Alphabet published a video of their Australian service, which you can see here.

Finns are internationally renowned for being early-adopters of new technologies, and we're looking forward to working with the community and local businesses to find the best way to implement our services in the Helsinki area. Based on what we know about the winter weather in Finland, we're pretty confident that if our drones can deliver here, they can deliver anywhere!
 
Supposedly people in Canberra are not very happy with the loud buzzing every few minutes as a burrito flies overhead
 
So much for peace and quiet... The noise these produce is unacceptable and I would hope in my town they wouldn't even allow it.
 
i cant imagine a whole lot of items that can fit inside that little triangle box
 
I don't get it--why use such small (read: inefficient, noisy, whiny) propellers on an aircraft that big? It seems like you could get much better efficiency and lower noise levels with larger, slower-spinning propellers.

Also, why does it need to have a separate set of propellers for each flight mode? A design similar to the Convair XFY-1 Pogo seems like a much better design.
 
https://www.abc.net.au/news/2018-11...y-service-divides-canberra-residents/10484044

Chief Minister Andrew Barr told ABC Radio Canberra the service and the trial were not regulated by the ACT Government, but suggested any noise created by them was no different to other residential sounds such as lawnmowers.

"I would say Canberra generally leans positively towards any new technology," he said.

"If there is a view that noisy activities should be further restricted, then people won't be able to mow their lawns outside of approved hours because a lawnmower engine is as noisy and irritating to neighbours as a drone engine can be."

But according to anti-drone residents, the two were not comparable.

"I would suggest that if other residents heard 40 lawnmowers flying overhead they would be as distressed as we are about the drones," Irena said.
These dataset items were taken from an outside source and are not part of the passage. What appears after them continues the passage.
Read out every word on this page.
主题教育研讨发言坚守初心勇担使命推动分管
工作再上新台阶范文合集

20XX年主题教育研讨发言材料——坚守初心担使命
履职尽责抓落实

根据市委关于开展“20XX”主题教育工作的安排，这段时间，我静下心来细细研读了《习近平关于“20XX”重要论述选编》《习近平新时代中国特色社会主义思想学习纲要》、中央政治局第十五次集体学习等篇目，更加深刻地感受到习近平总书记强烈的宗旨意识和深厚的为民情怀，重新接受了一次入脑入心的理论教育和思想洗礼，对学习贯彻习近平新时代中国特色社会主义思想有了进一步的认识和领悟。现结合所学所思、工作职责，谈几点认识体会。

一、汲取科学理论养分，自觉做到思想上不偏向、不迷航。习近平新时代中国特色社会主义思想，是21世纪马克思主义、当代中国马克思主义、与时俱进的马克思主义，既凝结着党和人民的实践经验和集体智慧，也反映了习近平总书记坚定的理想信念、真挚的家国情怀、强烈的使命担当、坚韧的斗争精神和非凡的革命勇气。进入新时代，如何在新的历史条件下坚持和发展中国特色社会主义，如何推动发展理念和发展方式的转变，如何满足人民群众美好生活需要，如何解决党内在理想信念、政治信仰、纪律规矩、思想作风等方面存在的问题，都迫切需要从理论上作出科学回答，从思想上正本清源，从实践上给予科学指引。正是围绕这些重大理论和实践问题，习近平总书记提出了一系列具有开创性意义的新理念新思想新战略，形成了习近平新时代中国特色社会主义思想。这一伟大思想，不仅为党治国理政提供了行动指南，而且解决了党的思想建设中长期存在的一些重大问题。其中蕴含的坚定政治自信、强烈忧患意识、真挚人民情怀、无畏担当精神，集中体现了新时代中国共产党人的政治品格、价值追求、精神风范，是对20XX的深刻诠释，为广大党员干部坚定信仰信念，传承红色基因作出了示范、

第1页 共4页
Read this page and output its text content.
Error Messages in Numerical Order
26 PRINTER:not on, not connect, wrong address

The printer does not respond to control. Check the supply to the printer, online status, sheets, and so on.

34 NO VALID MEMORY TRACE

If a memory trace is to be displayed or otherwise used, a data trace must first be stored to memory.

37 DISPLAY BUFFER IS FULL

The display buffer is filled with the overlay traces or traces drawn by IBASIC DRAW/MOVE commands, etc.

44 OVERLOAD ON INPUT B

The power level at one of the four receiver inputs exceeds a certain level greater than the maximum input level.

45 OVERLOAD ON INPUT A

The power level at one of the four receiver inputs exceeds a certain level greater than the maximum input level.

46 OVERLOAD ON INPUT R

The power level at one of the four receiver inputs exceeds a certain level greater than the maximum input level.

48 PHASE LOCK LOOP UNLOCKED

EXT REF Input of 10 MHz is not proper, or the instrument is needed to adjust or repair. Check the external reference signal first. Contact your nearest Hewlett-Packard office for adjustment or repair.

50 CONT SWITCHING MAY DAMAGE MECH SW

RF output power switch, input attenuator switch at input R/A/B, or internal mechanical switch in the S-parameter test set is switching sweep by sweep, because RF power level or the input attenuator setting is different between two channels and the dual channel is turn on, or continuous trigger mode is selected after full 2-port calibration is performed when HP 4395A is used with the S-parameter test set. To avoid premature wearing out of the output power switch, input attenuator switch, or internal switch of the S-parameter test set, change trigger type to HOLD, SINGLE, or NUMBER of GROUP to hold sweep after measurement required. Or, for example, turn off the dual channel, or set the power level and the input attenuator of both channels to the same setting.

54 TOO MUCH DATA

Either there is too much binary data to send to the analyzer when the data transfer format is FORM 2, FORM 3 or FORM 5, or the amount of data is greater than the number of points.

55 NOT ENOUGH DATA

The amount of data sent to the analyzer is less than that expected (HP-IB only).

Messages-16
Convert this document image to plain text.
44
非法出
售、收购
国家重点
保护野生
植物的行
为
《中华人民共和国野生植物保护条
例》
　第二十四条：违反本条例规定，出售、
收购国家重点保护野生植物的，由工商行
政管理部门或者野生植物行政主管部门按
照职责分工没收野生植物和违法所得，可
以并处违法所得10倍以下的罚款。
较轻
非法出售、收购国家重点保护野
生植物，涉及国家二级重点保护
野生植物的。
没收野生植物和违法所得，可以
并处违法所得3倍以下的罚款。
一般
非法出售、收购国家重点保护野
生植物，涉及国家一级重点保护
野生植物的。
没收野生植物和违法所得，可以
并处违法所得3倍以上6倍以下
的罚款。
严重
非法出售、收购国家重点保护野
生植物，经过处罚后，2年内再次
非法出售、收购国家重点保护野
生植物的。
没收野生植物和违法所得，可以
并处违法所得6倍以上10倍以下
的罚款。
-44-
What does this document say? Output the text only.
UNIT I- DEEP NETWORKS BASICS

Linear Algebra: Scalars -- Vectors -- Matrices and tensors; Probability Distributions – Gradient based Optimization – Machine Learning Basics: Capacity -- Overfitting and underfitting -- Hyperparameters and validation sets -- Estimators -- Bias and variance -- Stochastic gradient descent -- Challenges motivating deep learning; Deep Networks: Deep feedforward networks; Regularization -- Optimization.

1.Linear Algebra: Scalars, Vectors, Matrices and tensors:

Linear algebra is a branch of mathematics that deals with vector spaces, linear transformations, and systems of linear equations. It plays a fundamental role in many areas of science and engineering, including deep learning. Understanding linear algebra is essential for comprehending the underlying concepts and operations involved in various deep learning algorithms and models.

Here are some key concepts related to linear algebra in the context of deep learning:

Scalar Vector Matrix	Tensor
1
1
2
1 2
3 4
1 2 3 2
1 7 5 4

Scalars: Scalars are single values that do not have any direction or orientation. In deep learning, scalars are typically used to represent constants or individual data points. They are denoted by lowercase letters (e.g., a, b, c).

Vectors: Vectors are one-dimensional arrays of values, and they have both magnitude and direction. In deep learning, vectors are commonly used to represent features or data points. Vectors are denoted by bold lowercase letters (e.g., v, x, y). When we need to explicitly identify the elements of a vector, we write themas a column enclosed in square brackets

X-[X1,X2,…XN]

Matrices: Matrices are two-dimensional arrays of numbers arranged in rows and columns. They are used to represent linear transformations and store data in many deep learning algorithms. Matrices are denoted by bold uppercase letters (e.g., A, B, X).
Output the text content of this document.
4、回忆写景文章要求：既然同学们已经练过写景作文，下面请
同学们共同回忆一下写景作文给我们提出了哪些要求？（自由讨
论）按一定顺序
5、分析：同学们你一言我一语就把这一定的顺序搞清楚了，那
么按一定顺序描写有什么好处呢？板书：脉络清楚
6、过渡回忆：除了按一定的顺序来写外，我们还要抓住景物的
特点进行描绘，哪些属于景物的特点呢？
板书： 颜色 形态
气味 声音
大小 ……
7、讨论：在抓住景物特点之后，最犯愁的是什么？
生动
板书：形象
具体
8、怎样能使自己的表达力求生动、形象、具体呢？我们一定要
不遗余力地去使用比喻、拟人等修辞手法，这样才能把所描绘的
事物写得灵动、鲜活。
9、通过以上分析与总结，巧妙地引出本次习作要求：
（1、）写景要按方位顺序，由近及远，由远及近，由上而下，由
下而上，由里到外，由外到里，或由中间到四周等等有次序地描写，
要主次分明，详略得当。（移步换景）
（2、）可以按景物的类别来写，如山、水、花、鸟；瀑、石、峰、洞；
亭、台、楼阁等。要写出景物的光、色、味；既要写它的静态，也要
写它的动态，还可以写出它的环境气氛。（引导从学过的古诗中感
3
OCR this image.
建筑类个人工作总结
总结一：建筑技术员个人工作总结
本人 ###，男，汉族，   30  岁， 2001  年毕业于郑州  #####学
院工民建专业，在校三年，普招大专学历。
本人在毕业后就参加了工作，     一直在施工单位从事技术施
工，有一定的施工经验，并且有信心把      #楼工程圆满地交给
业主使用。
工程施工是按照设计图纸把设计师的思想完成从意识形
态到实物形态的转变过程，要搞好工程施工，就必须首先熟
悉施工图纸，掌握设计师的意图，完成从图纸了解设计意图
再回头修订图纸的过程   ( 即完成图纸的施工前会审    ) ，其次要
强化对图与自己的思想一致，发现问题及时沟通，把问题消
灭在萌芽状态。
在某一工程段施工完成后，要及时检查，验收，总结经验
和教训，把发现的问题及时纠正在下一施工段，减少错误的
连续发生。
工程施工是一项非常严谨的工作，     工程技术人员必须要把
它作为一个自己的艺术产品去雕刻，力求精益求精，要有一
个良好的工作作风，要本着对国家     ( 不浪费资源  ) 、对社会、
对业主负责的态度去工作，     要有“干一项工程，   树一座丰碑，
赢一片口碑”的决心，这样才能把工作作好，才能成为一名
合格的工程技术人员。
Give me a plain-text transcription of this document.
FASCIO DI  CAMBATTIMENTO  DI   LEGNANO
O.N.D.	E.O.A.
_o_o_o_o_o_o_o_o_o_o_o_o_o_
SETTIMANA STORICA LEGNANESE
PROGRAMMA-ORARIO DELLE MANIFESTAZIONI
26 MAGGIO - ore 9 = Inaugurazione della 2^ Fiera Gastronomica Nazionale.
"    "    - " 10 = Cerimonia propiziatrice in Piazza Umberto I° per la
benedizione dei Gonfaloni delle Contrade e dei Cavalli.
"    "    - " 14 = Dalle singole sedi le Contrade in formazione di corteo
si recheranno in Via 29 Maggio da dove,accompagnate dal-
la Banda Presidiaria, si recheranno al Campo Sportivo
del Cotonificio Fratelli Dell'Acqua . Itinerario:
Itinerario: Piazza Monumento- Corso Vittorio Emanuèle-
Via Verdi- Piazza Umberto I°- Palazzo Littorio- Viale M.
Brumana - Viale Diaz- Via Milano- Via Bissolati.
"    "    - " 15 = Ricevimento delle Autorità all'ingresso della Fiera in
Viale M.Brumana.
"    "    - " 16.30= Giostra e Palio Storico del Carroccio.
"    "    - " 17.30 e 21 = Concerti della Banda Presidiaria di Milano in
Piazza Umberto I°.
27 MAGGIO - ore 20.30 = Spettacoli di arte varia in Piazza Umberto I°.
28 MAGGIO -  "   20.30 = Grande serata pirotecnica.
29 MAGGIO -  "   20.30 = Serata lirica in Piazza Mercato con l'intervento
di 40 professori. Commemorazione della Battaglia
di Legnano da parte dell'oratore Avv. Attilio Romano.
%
Robyn said she came across a World War II veteran living in Bonython who had been traumatised by the sound of a drone, which reminded him of war-time aircraft.

Another woman, she claimed, suffered from migraines and was concerned they would be worsened by the noise.

I'm always pretty sceptical over things like wind farms making people crap their pants or grow tumours. But it does sound like a poor implementation with a rather dismissive attitude towards "well what about the noise pollution".